' ' Cinema Romantico: Loving

Wednesday, December 14, 2016

Loving

In “Loving”, based on Loving v. Virginia, the monumental 1967 civil rights case that overturned the prohibition of interracial marriage, writer/director Jeff Nichols becomes one of the precious few to find a way to render a historical drama without any of the obviousness and pomp that traditionally plagues the genre. “Loving” is not merely resistant to big speechifying, it is resistant to aesthetic bombast, forgoing swelling strings, fancy orations and white light streaming in windows that bathes characters so as to render them divine. Instead it adopts a refreshing matter of fact process akin to the workmanlike brick laying that one of its two main characters, Richard Loving (Joel Edgerton), does for a living. I don’t know if “Loving” is a Great Movie, per se, but it’s about as well done as this kind of movie can be.
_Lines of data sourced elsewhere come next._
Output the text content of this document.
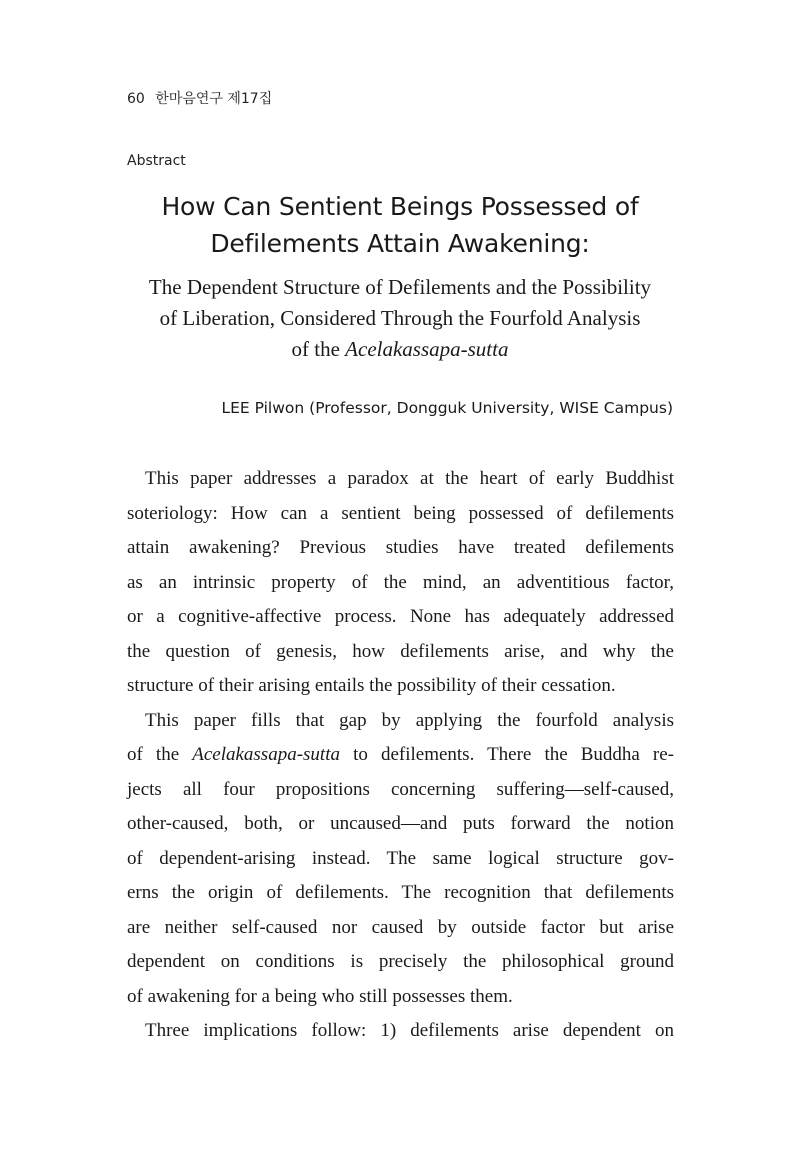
60 한마음연구 제17집
Abstract
How Can Sentient Beings Possessed of
Defilements Attain Awakening:
The Dependent Structure of Defilements and the Possibility
of Liberation, Considered Through the Fourfold Analysis
of the Acelakassapa-sutta
LEE Pilwon (Professor, Dongguk University, WISE Campus)
This paper addresses a paradox at the heart of early Buddhist
soteriology: How can a sentient being possessed of defilements
attain awakening? Previous studies have treated defilements
as an intrinsic property of the mind, an adventitious factor,
or a cognitive-affective process. None has adequately addressed
the question of genesis, how defilements arise, and why the
structure of their arising entails the possibility of their cessation.
This paper fills that gap by applying the fourfold analysis
of the Acelakassapa-sutta to defilements. There the Buddha re-
jects all four propositions concerning suffering—self-caused,
other-caused, both, or uncaused—and puts forward the notion
of dependent-arising instead. The same logical structure gov-
erns the origin of defilements. The recognition that defilements
are neither self-caused nor caused by outside factor but arise
dependent on conditions is precisely the philosophical ground
of awakening for a being who still possesses them.
Three implications follow: 1) defilements arise dependent on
Nichols conspicuously forgoes a traditional introduction to Richard and Mildred’s (Ruth Negga) relationship. In the first scene, we learn she is pregnant, which prompts their marriage, but this is not a marriage of circumstance. They really do love each other, which the companionable performances of Edgerton and Negga, who so fluently interact in one another’s presence, evinces with such grace. We don’t see how they got together just as we don’t see them wrestling with what it means in a broader social context for them to be together; “Loving” merely introduces them as they are. That’s not to suggest they don’t feel the societal repercussions as they catch stares from black and whites alike, because they do, but that to them this seems beside the point. Until, that is, they go up to Washington to wed, return to Virginia and get thrown in jail.

They are told by the Judge (David Jensen), a character that Nichols shrewdly writes not as some exaggerated villain but an exhaustible man set in his ways, that to stay married and avoid jail means they must leave Virginia for a period of 25 years. They do, moving in with Mildred’s relatives, occasionally daring to make an undercover of night foray back home, getting by, until an ACLU lawyer named Bernie Cohen (Nick Kroll) gives them a call about taking their case up the chain to the Supreme Court. It’s about doing right by the Lovings, absolutely, but it’s also about getting a horrible bit of racist policy off the books, which you suspect could have been done a tad earlier than 100 years since the conclusion of the Civil War except that American-styled progress is really, really, really, really, really, really, really, really, really slow.

In another movie, Cohen would have been just as crucial to the plot as Richard and Mildred. When Bernie says he’s not really that familiar with constitutional law, it would have been cue for a law book reading montage, or something, but Nichols has no real interest in the finer points of the lawyerly crusade. Instead, in a story born of Loving v. Virginia, Loving v. Virginia becomes a mere subplot, an ineffable reminder that Nichols feels no annoying need to hammer home the stakes, other than the marriage license that Richard nails to the wall, that even a landmark civil rights case spawns from someplace small, like Lake Itasca sending the Mississippi on its winding journey.


This is befitting the central couple. Richard is almost exclusively inward, not particularly excited about all the media fuss that goes along with their court case, happiest when he’s at the dinner table or laying bricks, and Edgerton embodies this character’s demure mannerisms with all his silent might. Mildred, on the other hand, is more aware of the significance of what’s coming them from their challenge, intrinsically reminding us that the plight of Black Americans has always been different and so much harder than that of White America, which Negga only allows to come out in the smallest ways, in the politely excited manner that she repeatedly tells her lawyers “We appreciate you” or in the bashful way she lets a Life photographer snap her photo at the kitchen sink. And when the big moment comes at the end and the case is tried for the Supreme Court justices, Negga makes clear that her character stays behind with Richard who has no intention of going, not because she’s some dutiful Stepford Wife but because she loves him and believes they go together.

That moment precipitating the Supreme Court showdown, which is only seen obliquely, is also seen in the trailer. It is Richard saying: “You tell the judge, I love my wife.” Even in the trailer Edgerton’s restraint on this line is admirable, but it packs even more of a wallop in the full context, of everything that has come before and everything that is still at stake. He loves his wife. She loves him. It’s never really supposed to be that simple, certainly not in 1960s America, and yet in Nichols’s telling, it absolutely is.